Na metade dos anos 80, movido pela curiosidade da adolescência, tive o prazer de ser sonoplasta de uma igreja. Os equipamentos eram os tataravós dos atuais. O sistema da igreja onde atuei por alguns anos era considerado moderno para a época: uma caixa de transistores com cinco canais – dois microfones para o púlpito, um para a mesa da comunhão e outro para o coral, na galeria. O último canal conectava uma vitrola e um gravador, instalados junto ao equipamento de controle. Os alto-falantes, fixados no rebaixamento de gesso do teto do santuário, distribuíam o som de forma equilibrada entre a congregação.
Era um sábado quando meu pai, pastor da igreja, me lembrou pela manhã: “Tá lembrado do casamento hoje na igreja?” Eu seria o sonoplasta. Chegamos cedo, como de costume para eventos assim. Logo, o noivo me procurou, trazendo uma série de LPs, os famosos “bolachões”, e indicou as músicas da cerimônia. Não me recordo de todas, mas a da entrada era Chariots of Fire, de Vangelis. Achei incomum um casamento com músicas de vitrola, mas me diverti com a ideia.
Quase tudo correu bem até a penúltima música, que antecedia o sermão. Após ela, tocaria apenas Chariots of Fire novamente, na saída dos noivos. À tarde, antes de sair de casa, preparei um lanche clássico: um copo de leite com Nescau e pão francês mergulhado nele. Durante a cerimônia, tudo ia bem até que, perto de executar a penúltima música, senti uma dor de barriga crescente. Pensei: “Assim que tocar a música que precede o sermão, descerei ao banheiro.” No LP, essa faixa era a última do lado A, em um canal interno, sem risco para a sonoplastia. E assim fiz.

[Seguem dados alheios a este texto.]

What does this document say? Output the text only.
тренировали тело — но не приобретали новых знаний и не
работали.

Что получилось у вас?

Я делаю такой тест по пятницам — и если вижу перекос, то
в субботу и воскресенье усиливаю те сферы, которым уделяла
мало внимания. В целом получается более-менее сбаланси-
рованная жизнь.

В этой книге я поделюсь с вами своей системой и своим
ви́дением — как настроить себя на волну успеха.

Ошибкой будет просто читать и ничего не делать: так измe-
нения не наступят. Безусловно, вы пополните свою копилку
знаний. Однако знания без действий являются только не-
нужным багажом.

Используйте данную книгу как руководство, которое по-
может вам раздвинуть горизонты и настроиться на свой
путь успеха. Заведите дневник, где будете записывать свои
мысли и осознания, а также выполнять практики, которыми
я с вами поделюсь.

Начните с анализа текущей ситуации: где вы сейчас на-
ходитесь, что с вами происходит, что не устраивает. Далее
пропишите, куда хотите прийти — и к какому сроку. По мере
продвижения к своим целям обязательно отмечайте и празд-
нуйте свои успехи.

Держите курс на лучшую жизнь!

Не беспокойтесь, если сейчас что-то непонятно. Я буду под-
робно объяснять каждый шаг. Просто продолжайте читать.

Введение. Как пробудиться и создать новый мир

Quem já manipulou um LP sabe que usávamos uma almofadinha ou algodão para limpar o disco e evitar ruídos. Eu havia feito isso. Mas, enquanto estava no banheiro, no momento de alívio, percebi que o disco estava arranhado. A música não avançava, repetindo incessantemente “Jesus me…” algo. Preso ali, a angústia crescia a cada “Jesus me…”. Fiz o que pude, desafiando a natureza e a gravidade. Assim que me senti seguro, recompus-me e corri para a sonoplastia, subindo os três andares pelos fundos do templo, enquanto o “Jesus me…’ ecoava ao fundo.
Ao chegar à galeria, encontrei o diácono Sebastião na sonoplastia. Ele era uma figura gentil, mas de modos bruscos. Ex-carregador da Antarctica, onde hoje fica um supermercado na rua Almirante Cochrane, e um dos primeiros moradores do morro do Borel nos anos 1940, Sebastião batia uma laje como ninguém. Ele deu um peteleco na agulha da vitrola, fazendo a faixa avançar, e meu pai pôde iniciar o sermão.
Sebastião deu um risadinha, voltou para a porta da igreja, que ele guardava, e eu me sentei. Esperei o sermão terminar e executei Chariots of Fire para a saída dos noivos.
A família do noivo permaneceu na igreja por apenas alguns meses. O incidente pareceu não os afetar, mas, anos depois, ao cruzar com um deles no centro da cidade, minha saudação não foi retribuída. Talvez ele simplesmente não me tenha reconhecido.